Machine Translation

Custom MT engines

Standard machine translation engines are trained on general data and often fail to translate specialized industry content accurately, misinterpreting terminology and brand voice.

Custom MT engines solve this by learning from your unique linguistic assets (like Translation Memories). This tailored approach produces more accurate, brand-aligned translations from the start, which reduces editing costs, speeds up project timelines, and ensures a consistent voice across all content.

How it works

We use your curated translation memories and glossaries to train a neural machine translation (NMT) engine. Tilde offers this as a full-service solution, managing asset preparation, training, and evaluation.

Step 1: Contact us

Reach out to us for pricing and to begin: https://tilde.ai/contact-us/

We will need information on what language pairs you are interested in and the translation domains.

Step 2: Data collection

Training a custom engine requires at least 100,000 unique translation sentence pairs in your specific domain. With 100,000 examples, our process involves combining a small amount of your data with our own massive dataset, which often contains tens of millions of examples.

If your domain is very specialized and you can provide over a million examples, we might train the engine on your data only.

We prefer TMX format.
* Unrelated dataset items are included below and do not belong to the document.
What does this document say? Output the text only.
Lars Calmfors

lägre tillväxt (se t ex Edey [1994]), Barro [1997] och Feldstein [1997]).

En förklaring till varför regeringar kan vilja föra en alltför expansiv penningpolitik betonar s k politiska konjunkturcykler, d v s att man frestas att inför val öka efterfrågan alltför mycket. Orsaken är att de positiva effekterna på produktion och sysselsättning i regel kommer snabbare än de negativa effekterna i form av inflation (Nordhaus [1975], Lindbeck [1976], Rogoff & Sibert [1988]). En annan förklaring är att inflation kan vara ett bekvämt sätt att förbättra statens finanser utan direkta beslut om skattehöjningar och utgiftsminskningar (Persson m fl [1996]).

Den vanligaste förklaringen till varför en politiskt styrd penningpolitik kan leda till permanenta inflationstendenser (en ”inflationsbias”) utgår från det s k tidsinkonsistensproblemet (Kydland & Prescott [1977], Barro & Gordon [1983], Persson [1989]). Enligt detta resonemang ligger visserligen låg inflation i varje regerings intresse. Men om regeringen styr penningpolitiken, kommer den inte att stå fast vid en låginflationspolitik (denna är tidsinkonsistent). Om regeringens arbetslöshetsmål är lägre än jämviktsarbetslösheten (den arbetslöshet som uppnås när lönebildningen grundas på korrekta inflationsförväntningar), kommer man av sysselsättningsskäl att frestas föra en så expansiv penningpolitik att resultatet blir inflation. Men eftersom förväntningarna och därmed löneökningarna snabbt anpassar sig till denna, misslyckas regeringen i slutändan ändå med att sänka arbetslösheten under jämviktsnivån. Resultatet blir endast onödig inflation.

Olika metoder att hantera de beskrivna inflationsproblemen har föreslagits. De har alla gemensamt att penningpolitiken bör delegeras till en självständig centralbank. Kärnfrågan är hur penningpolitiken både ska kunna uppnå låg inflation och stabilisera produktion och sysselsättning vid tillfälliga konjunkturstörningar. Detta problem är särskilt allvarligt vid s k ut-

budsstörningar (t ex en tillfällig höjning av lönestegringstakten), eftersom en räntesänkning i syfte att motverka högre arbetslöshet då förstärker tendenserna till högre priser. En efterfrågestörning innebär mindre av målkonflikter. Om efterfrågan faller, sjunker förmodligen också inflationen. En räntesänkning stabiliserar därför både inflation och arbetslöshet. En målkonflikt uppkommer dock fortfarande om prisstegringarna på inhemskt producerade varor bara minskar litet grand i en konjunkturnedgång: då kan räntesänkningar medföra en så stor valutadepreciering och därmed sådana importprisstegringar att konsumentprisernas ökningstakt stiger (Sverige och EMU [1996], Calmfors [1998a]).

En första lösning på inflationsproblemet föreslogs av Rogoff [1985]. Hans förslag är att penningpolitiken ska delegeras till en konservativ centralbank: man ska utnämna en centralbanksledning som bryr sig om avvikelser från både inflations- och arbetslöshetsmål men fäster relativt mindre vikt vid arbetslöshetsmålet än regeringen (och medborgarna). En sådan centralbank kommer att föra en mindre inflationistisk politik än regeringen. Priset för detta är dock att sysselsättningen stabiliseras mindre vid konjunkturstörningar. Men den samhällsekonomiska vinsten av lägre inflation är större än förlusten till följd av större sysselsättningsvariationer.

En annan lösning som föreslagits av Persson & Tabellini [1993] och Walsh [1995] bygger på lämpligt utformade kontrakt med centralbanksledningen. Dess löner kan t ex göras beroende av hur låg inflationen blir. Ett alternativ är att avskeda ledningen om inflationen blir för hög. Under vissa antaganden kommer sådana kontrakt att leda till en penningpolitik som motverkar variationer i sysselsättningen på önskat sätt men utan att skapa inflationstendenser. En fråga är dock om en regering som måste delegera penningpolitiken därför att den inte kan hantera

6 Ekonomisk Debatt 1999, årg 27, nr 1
See data requirements below.

Step 3: Data pre-processing

We will evaluate your data quality, its correspondence to the domain and communicate any issues with you.

The optimized liguistic data will be split into train, tune, and test datasets to train the model, refine its parameters, and measure its performance.

Step 4: Engine training and evaluation

Tilde trains and assesses the trained engine's improvement over generic MT using both textual scoring algorithms like BLEU, ChrF++ and semantic scoring algorithms like COMET to measure accuracy and meaning.

Step 5: Engine testing and feedback

Your Customer Success Manager (CSM) will notify you when your engine is ready for evaluation. During the specific time period provided, you can test the engine with your own content.

If retraining an existing engine, use this time to compare the new version against the old one. Once satisfied with the quality, provide your final approval to your CSM.

We will analyse the feedback and implement changes if deemed necessary and possible.

Step 6: Maintenance

To stay current with new terminology and style, engines should be retrained time after time. It is crucial to have a significant amount of new data for retraining in order to achieve the best results.

What are the data requirements?

Data is the single most important element in building a powerful and accurate Machine Translation (MT) system. To create the best possible MT engine for you, we need to understand the data you have. Here are answers to some common questions about our data requirements.

What is "parallel data" and why do you need it for training?

Parallel data is a collection of sentences or text segments in a source language paired with their professionally translated counterparts in a target language. It's the primary fuel for training a custom MT engine.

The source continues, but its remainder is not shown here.